The worst, without doubt, are adult colouring books. I once upset Alex Bellos by being snarky about a mathematical adult colouring book he wrote the words for, both because it missed the opportunity to give far more text to accompany the pictures and also because... well, it was an adult colouring book. But that was arguably one of the better examples of the species.

In the next circle come the coffee table books. These seem now to be something of an endangered species. You don't see them as much, perhaps because fewer people have coffee tables these days (or perhaps because there's less pretentiousness in home decor - we have less of the Changing Rooms vibe). The idea of a coffee table book is that it should be large format and picture driven. No one is intended to read it from end to end - it's just to flick through when you need a minute or two distraction.

Coffee table books are not always disastrous - I was quite impressed, for example, by Images from a Warming Planet, for instance, (and if I'm honest, my own Scientifica Historica has something of a coffee table vibe, though there is a fair amount of text).

Finally we reach the circle of the gift book. Some of these can be excellent, even if their entertainment timescale is quite short. I loved my copy of Jan Pienkowski's pop-up book Haunted House (which I was given as an adult). I am very fond of How it All Works, which I think I can say because I only wrote some words to accompany Adam Dant's wonderful artwork. And I was transfixed by the J. M. Richards/Eric Ravilious book High Street (which I really did encounter on my sister-in-law's coffee table, but is far more than a coffee table book).

Gift books can be a godsend when trying to buy a present for that 'difficult to buy for person' - which is probably why I get so many. Which brings us on to the titular topic of this review, History of Britain in Maps.
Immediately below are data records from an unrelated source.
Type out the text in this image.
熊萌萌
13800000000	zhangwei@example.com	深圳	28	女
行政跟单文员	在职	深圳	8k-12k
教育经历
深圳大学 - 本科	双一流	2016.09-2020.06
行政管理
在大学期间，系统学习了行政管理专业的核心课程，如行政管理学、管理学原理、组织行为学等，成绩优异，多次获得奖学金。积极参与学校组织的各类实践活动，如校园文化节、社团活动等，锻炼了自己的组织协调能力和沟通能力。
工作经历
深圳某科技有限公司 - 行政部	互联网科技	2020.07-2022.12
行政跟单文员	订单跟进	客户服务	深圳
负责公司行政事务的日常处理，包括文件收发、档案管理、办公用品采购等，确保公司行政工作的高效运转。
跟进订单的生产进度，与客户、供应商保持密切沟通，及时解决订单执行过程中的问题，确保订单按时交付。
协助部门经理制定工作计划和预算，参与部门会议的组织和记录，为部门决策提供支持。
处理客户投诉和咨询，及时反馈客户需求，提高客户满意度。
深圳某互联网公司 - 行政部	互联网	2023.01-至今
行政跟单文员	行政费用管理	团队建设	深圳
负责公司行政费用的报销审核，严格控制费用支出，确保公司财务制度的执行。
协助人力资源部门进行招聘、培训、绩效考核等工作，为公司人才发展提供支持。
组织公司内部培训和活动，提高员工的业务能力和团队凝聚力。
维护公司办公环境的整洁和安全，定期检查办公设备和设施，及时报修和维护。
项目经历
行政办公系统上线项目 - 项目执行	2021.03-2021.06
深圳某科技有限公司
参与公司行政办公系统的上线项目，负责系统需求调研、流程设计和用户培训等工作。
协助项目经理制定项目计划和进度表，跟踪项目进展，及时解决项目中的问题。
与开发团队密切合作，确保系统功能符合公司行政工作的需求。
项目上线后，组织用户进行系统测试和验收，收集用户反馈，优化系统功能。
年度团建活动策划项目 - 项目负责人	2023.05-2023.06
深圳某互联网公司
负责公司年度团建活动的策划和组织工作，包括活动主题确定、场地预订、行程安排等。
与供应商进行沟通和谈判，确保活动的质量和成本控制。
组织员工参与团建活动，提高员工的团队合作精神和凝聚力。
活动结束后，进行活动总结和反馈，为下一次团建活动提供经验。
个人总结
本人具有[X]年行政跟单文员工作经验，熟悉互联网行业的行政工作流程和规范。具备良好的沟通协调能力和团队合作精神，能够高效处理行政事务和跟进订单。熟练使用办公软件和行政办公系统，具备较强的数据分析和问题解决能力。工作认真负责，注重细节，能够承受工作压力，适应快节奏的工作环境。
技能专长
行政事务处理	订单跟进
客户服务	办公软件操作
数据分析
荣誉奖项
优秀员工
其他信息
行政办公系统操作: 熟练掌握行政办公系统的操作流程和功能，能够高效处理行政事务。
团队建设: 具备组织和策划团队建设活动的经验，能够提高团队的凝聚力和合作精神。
It was originally published by Collins but has been reissued by bargain bookstore Postscript Books, who rather oddly are selling it at a discount of £1 more than the list price.

It sounds really quite positive in the description: 'Including the earliest known map of pre-Roman roads and one showing Beeching's proposed cuts to the railways in the early 1960s, Philip Parker presents reproductions of around 90 maps and uses the complex information they contain to trace the history of England, Wales, Scotland and Ireland from prehistory to the 2016 EU Referendum.' We've got, to pick three at random, the Hereford Mappa Mundi (though the partial image in the book doesn't really give the feel for its structure), a sketch map of Elizabeth I's Norfolk progress in 1578, which at a glance could be a constellation, and the ground plan of the 1851 Great Exhibition.

In theory, many of these maps could be quite interesting. But in practice, I really struggled to find any enthusiasm to do more than flick through a few. I certainly won't be going through it end-to-end. By all means buy gift books, but I do recommend at least reading the text for a few pages before buying them.